Il m’a dévisagé. Kris était très silencieux, assis par terre, appuyé contre les jambes du géant, un peu tordu car il avait posé ses mains sur la cuisse massive de son frère et son menton sur ses mains. Le Viking a regardé le lieutenant, son visage s’est adouci et, cette expression toujours sur son visage, m’a de nouveau regardé.
- J’ai eu peur de mourir, l’Archer. Quand j’ai donné l’ordre d’abattre Kris si ça se passait mal, quand j’ai compris que la seule façon de vous donner une chance, c’était d’y aller, quand j’ai fait face aux types et que j’ai entendu les quelques balles voler, j’ai eu très, très peur. Il y a tellement de choses qui sont passés dans ma tête. L’idée de laisser Kris tout seul, l’idée de rester seul, sans lui. Puis l’idée de la souffrance que j’allais endurer si j’étais capturé, de celle que vous endureriez si je faillissais à ma tâche de vous protéger. L’idée de Kitty et Baby Jane…
Il s’est arrêté, les mains sur le visage, les épaules frémissantes. Kris s’est mis à genou, a attrapé ses mains et les a tirées à lui.
- Eiríkur, tout est fini, maintenant, mon grand. Tu es en sécurité. Nous sommes tous en sécurité.
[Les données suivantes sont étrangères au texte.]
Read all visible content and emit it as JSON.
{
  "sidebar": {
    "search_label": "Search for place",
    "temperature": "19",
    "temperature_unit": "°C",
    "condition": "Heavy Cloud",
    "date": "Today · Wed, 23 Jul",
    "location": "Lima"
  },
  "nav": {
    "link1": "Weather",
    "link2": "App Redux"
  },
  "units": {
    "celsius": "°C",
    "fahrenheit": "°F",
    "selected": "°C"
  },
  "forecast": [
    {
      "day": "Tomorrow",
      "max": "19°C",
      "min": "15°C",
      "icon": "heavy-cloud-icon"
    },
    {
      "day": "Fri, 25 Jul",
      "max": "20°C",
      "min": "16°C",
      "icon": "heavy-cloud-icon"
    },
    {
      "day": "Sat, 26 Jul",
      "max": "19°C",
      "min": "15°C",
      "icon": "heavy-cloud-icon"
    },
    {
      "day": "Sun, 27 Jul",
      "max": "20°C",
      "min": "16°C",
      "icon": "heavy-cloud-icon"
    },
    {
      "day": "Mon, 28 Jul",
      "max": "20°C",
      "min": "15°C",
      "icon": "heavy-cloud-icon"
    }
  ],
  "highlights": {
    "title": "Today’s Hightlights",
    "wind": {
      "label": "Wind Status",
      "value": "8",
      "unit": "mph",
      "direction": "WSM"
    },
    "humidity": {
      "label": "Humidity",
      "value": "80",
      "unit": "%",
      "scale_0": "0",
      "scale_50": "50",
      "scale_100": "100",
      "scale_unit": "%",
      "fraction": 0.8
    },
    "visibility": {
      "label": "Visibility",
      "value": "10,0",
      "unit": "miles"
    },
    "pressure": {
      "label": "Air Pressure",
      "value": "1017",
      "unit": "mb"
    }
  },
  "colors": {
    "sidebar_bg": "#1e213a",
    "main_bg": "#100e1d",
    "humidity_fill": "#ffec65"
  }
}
- Kris, j’ai… j’ai eu peur de te perdre, petit frère. Quand j’ai donné cet ordre, j’ai… eu l’impression que mon cœur se brisait.
- Tu es trop mignon, frangin, a dit Kris, mais le ton de sa voix démentait le côté vaguement sarcastique des mots.
- Crétin… a répondu le géant, et ça avait plus l’air d’un réflexe qu’autre chose.
Kris a secoué la tête, a posé ses deux mains sur les joues de son frère, en miroir de ce qu’avait fait Katja.
- Regarde-moi, Erik.
Et quand le Viking s’est exécuté, Kris a chuchoté : « ég elska þig » et le géant a fermé les yeux et s’est appuyé sur son frère, qui a tout de suite refermé ses bras sur lui.
Je me serai bien levé pour les laisser seuls, mais ma jambe ne me le permettait pas. Je pouvais marcher, mais me lever…
Je me sentais gêné d’être témoin de leurs émotions. J’ai levé ma main valide, je l’ai posée sur le dos du géant et j’ai regardé Kris. Ses yeux brillaient… Oh putain… J’ai glissé ma main autour de la taille du Viking, serrant au passage, et je me suis appuyé contre lui, posant ma tête juste sous le bras de Kris, les touchant tous les deux.
- Mon pauvre vieux, j’ai dit, ça fait beaucoup d’émotions en peu de temps… Mais, Erk, Erik, c’est fini, tout ça. Tu es en sécurité, maintenant, tu es sauf, nous sommes tous sains et saufs et…
- Non. Non, c’est faux, vous êtes tous blessés et je ne peux pas vous soigner et vous avez mal et…
- Hopopop, je t’arrête tout de suite, Viking. Demain, ce sera terminé, tu feras ton tour de magie et tout sera comme avant.
- Mais…
- Mais rien du tout, Erk. C’est passé, tout ça, c’est fini. Tu as tenu la promesse faite à Kris là-bas, et j’ai tendu la main vers l’endroit où on avait brûlé nos attaquants.
- Eiríkur, mon grand, c’est vrai ce que dit l’Archer. Il a raison. Et moi, j’aimerais aussi savoir ce qui te fragilise à ce point-là.
- Je ne suis pas comme toi, Kris, fort, solide…
- Pfff, arrête de dire des conneries, tu veux. Ce qui me rend fort, solide, c’est toi. Alors si tu veux que je reste comme ça, il va falloir que tu te renforces, mon grand.
Erk l’a regardé. Ses yeux étaient secs, mais un peu crispés.
- C’est le serpent qui se mord la queue, ce que tu me dis.
Kris a souri, un vrai sourire, cette fois.
- En effet. Tu es ma plus grande force, grand frère.
« Et ta plus grande faiblesse », j’ai pensé. L’avenir me donnerait raison.